University of Lübeck | University Medical Center Schleswig-Holstein | UK-SH Campus Lübeck
Department of Neurology
Research & Teaching
Eye movements are an excellent tool for studying sensorimotor systems in health and disease. This is related to highly accurate and easily applicable recording systems. Using electrophysiological and brain imaging techniques we are interested in studying basic sensorimotor mechanisms contributing to the control of gaze, visual exploration, postural balance and spatial orientation as well as cognitive processes (i.e. attention) which modulate their performance. Specifically, we study
short and long term memory of oculomotor (saccadic) learning
disorders of the vestibular systems and central mechanisms of compensation
spatial memory and orientation
predictive mechanisms of action planning
attention and action-related pain processing
Methods applied in the Lab:
brain imaging (fMRI incl. resting state analysis, VBM, DTI); transcranial magnetic stimulation, posturography, limb recordings (Zebris), eye movement recordings (scleral search coil, videooculography).

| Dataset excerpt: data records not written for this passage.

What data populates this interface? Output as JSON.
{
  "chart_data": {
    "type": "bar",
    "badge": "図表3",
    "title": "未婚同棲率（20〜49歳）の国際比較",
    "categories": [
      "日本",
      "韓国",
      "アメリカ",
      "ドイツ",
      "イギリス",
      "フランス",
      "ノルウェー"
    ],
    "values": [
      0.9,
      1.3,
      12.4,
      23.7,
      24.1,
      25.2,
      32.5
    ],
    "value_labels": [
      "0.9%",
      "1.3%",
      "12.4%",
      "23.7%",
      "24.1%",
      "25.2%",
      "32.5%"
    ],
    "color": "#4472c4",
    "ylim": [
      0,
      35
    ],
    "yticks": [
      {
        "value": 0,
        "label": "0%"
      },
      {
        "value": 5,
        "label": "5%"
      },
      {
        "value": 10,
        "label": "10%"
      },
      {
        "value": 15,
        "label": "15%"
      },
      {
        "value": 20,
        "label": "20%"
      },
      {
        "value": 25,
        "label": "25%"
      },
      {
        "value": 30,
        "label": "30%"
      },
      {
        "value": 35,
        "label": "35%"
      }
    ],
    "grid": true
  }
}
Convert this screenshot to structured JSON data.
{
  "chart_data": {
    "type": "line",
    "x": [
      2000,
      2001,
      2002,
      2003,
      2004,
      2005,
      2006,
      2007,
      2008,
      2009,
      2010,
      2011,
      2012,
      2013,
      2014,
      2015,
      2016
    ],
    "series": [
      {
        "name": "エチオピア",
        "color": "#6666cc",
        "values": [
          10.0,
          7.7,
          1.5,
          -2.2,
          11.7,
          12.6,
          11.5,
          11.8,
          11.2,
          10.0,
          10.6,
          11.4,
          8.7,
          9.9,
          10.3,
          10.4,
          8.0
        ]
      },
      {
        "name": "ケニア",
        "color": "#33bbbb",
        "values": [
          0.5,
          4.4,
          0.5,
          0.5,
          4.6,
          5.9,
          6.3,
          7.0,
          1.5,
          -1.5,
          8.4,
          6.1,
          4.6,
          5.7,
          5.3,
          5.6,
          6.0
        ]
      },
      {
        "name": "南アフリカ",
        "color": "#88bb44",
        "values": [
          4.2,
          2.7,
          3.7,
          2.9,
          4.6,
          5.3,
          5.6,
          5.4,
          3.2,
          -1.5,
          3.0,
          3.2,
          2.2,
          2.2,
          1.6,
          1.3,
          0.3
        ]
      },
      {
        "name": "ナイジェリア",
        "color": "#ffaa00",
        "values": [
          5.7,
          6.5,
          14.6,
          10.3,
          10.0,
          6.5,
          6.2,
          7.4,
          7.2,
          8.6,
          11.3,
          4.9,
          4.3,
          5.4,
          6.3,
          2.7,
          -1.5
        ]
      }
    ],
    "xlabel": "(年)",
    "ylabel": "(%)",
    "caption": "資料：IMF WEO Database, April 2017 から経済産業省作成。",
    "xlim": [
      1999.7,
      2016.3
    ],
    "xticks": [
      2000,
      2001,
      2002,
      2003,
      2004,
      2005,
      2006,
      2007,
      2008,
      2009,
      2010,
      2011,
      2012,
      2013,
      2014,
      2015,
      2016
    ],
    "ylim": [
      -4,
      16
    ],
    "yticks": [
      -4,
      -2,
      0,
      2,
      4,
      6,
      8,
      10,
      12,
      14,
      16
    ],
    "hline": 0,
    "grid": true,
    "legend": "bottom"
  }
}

Christoph Helmchen, Andreas Sprenger, Peter Trillenberg, Björn Machner, Janina v.d. Gablentz, Maximilian Jandl, Jan-Birger Kirchhoff, Inga Könemund, Carina Palzer, Caroline Voges, Jann Wojak
Neural correlates of oculomotor disordes in cerebellar ataxia
Signs of cerebellar ataxia can be assessed by oculomotor parameters. Downbeat-nystagmus is one form of cerebellar ataxia. The eye drift velocity can be used for testing the efficacy of drug treatment or longitudinal control of disease progress.
On-line modification of visual stimuli gives new insights in memory and action planning
While exploring our visual environment we move our eye to the regions of interest, which are selected by task (top-down) or object properties (bottom-up). Using on-line modifications of stimuli during visual exploration we may simulate vision-related diseases.
The role of prediction in the vestibulo-ocular reflex
The head impulse test (HIT, Halmagyi-Curthoys test) is a sensitive clinical examination of the vestibulo-ocular reflex (VOR) indicating semicircular canal function (gain). Predictive mechanisms during passive head impulses can be used to improve passive VOR gain in BVF patients. Furthermore, active head movements can powerfully enhance deficient VOR response, presumably by extra-vestibular signals.